Thursday, February 13, 2003

Reality bites
The remote is getting a workout tonight switching among three channels worth of crap, but surprisingly compelling and watchable crap.

Sex ... now that I've got your attention
First off, I thought I'd like Are You Hot a little bit more than I really did. Instead of having to do immunity challenges, sing bad songs, eat horse rectum, etc., everyone is judged on looks. I'll admit that's a main reason I care even slightly about a lot of the reality shows. However, the show rings a bit hollow to me, even if it is a network-TV version of the Bikini Open or the Miss Hawaiian Tropic contest. Maybe it's because it takes on a real American Idol vibe, although Renegade and Randolph Duke (sadly, not Ralph Bellamy from Trading Places) both are trying hard to be Simon Cowell. Otherwise, it's a snarky version of the spokesmodel competition on Star Search.
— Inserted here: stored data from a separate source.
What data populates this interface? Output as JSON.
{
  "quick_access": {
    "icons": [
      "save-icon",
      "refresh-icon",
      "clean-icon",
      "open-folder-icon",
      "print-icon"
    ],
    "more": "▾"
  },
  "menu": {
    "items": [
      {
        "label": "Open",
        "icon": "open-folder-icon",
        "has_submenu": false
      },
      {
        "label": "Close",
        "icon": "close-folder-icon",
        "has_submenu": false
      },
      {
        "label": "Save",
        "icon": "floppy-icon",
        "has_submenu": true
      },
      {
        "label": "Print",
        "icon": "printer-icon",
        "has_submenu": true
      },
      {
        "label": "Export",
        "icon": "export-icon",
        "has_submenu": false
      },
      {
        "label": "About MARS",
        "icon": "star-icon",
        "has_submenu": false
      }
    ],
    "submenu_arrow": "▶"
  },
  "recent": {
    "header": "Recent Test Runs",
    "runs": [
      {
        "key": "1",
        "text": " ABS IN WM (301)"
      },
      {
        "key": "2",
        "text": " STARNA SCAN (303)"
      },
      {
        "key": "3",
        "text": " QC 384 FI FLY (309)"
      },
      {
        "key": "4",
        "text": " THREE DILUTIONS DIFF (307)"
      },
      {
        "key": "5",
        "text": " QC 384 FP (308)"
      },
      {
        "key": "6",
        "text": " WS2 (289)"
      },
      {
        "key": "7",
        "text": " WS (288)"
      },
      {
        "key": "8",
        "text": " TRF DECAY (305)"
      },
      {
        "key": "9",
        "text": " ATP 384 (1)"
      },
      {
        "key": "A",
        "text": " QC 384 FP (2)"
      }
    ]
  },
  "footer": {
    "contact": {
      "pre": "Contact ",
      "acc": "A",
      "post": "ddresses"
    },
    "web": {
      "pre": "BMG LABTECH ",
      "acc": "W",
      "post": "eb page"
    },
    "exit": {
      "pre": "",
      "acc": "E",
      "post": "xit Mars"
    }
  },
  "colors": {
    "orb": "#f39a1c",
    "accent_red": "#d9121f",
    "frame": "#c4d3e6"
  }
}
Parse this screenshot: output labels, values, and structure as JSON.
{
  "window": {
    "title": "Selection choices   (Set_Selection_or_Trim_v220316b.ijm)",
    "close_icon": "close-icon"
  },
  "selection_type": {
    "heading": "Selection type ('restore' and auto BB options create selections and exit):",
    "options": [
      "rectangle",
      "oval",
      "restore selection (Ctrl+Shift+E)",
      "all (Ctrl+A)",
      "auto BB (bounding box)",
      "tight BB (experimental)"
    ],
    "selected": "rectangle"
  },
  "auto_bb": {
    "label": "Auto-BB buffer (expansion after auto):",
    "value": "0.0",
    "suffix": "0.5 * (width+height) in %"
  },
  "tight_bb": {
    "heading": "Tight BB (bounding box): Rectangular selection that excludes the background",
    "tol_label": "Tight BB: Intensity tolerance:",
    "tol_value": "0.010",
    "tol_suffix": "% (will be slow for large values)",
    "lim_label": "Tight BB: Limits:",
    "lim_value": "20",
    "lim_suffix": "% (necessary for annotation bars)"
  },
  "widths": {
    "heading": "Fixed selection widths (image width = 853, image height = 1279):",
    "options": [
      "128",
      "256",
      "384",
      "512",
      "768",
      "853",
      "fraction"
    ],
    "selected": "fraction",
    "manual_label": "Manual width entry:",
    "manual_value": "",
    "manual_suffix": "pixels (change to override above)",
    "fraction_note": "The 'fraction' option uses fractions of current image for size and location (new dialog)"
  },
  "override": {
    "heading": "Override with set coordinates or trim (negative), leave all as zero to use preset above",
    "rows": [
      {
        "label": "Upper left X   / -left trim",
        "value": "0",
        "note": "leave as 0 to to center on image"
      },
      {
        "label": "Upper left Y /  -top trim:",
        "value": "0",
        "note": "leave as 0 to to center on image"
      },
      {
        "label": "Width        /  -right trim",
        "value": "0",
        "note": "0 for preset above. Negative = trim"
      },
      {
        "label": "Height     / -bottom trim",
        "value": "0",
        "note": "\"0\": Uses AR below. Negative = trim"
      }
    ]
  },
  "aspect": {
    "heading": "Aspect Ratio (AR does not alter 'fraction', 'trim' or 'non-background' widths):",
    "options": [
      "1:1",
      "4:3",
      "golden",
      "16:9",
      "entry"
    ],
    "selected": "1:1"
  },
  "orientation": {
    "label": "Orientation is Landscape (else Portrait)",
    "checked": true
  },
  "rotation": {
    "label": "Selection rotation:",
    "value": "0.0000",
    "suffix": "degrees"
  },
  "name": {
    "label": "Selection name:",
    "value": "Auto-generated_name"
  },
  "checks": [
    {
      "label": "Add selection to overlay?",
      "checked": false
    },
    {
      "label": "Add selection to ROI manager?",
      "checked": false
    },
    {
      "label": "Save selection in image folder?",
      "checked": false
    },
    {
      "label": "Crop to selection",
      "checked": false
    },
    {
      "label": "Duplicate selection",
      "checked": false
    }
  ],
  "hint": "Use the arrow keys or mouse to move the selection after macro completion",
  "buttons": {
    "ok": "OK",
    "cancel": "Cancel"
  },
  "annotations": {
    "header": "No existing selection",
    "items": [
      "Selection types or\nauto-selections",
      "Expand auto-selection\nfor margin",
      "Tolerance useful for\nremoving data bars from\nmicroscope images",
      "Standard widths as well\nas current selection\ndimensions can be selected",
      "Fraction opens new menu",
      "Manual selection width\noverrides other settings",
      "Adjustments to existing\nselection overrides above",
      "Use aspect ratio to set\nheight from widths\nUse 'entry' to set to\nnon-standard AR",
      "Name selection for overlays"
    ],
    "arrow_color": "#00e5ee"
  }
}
Oh yeah, I happened to recognize one of the contestants is a friend of one of my co-workers. Obviously I'm not surprised to see her.

Surviving the game
The male vs. female dynamic is intriguing in the new Survivor, but after a while you've got to wonder when they're going to pull the plug on it. It's been a fun ride, but after a while it seems like it's all been done. It was fun seeing the women beat the men in the first immunity challenge -- a testament to hubris. Funny to see them also go full bore with the cheesecake factor by casting a swimsuit model. I'll probably watch if I'm around, but I don't think I'll go out of my way to watch, or do the Yahoo! fantasy game.

Don't I know you?
Oddly enough, two of the lower profile reality shows I've followed closely were full of Chicago-based cast members. The first was the addicting but terrible Love Cruise. The second is the soon-to-be-finished High School Reunion. Again, it's not all that great, but I guess I'm compelled to watch given that it's focusing on people about my age. While it's supposed to feature the Class of '92, there are a few from Class of '91 and '93.

I guess the one cool thing about the whole thing is how they've given decent face time to Holly, who happened to be in my class at Northwestern. Unfortunately, I had no idea who she was until well after I graduated (with the Playboy spread). However, that makes it two members from my class on reality shows -- another person was on The Amazing Race -- and three total on prime time (with Zach Braff from Scrubs).

While things were supposed to have changed over 10 years, everyone seems to be sliding back into their old roles from high school. Add lots of booze and Hawaii, well, you don't really have a lot of compelling entertainment, just a bad version of The Real World but with a more relevant connection. Also, while they've cast "The Nerd," "The Shy Girl," etc., they still found reasonably attractive and telegenic people. They're still missing a few just absolutely hideous people to make it a real reunion.

Celebrity sleaze
It's been a trip watching The Surreal Life, primarily because almost all the celebrities save for Corey Feldman know how to have a good time making fools of themselves -- whether it be performing in a talent show, playing softball or watching Hammer preach. But having Feldman be such the antagonist makes it watchable enough without it being a boring lovefest. However, scheduling his wedding during the filming of the show seems like a bit much.